American World War II flying ace

Donald Eugene Runyon (June 26, 1913 – December 1984) was a United States Navy aviator and a flying ace of World War II, credited with shooting down eleven Japanese aircraft while flying with VF-6 and VF-18.

==Early life==
Runyon was born 26 June 1913 to Mr. and Mrs. Harvey Runyon at Fairmount, Illinois, and grew up on his parents' 80-acre farm near Alamo, Indiana. He attended Alamo High School for three years and Crawfordsville High School for one year. Joining the Navy at age 21, he did his boot training at Norfolk, Virginia, and was a Machinist.

==Military service==
Runyon did two hitches in the Navy, the first as an enlisted Naval Aviation Pilot. He was the Navy's top Wildcat ace of World War II. He scored eight victories in three combats as a warrant officer with VF-6 of USS Enterprise during August 1942, including four kills during the Battle of the Eastern Solomons.

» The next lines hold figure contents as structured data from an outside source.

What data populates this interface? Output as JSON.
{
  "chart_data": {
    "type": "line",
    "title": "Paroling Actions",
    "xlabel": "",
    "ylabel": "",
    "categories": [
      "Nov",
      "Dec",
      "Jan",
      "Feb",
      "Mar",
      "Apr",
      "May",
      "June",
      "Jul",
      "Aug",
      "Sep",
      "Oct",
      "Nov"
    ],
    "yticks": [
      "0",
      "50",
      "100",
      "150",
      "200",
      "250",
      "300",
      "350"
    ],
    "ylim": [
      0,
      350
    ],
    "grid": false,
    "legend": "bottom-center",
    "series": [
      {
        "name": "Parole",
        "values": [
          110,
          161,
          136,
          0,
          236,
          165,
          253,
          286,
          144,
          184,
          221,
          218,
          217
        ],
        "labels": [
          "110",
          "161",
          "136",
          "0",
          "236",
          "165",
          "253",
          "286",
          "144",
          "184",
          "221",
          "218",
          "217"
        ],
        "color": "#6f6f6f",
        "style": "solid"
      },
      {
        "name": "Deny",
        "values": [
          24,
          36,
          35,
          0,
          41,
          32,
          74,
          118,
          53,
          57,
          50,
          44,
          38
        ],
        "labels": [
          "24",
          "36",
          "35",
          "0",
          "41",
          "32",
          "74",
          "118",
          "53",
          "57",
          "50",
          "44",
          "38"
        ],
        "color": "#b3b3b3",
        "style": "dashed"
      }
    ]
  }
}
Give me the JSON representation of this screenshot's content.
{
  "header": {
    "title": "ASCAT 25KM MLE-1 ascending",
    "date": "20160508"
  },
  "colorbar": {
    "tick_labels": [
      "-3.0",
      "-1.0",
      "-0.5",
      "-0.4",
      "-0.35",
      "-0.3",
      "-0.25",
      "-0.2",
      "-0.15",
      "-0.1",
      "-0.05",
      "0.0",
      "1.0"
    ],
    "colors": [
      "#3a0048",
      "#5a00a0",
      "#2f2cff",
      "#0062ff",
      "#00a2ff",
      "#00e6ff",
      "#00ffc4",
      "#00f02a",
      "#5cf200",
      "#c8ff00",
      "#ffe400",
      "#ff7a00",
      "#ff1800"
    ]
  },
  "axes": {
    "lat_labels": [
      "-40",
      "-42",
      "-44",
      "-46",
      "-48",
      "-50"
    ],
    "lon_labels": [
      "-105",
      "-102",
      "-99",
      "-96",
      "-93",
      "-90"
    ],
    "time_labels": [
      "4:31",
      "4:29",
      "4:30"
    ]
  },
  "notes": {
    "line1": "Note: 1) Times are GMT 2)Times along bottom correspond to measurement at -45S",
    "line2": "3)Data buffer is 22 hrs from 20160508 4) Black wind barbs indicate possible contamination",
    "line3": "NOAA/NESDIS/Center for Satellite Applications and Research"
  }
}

On 7 August, he downed two Val dive bombers, and the next day added a Zero and a Betty to his score. On 24 August, Runyon shot down three Vals and a Zero. Runyon was awarded the Navy Cross in June 1943 for his actions on 7–8 August 1942. He also received the Distinguished Flying Cross for his action during his first tour.

During his second combat tour in the Pacific in 1943 as a commissioned officer, he scored three more victories while flying F6F Hellcats with VF-18 off of USS Bunker Hill.

==Death==
Runyon died in December 1984. His home of record was La Jolla, California.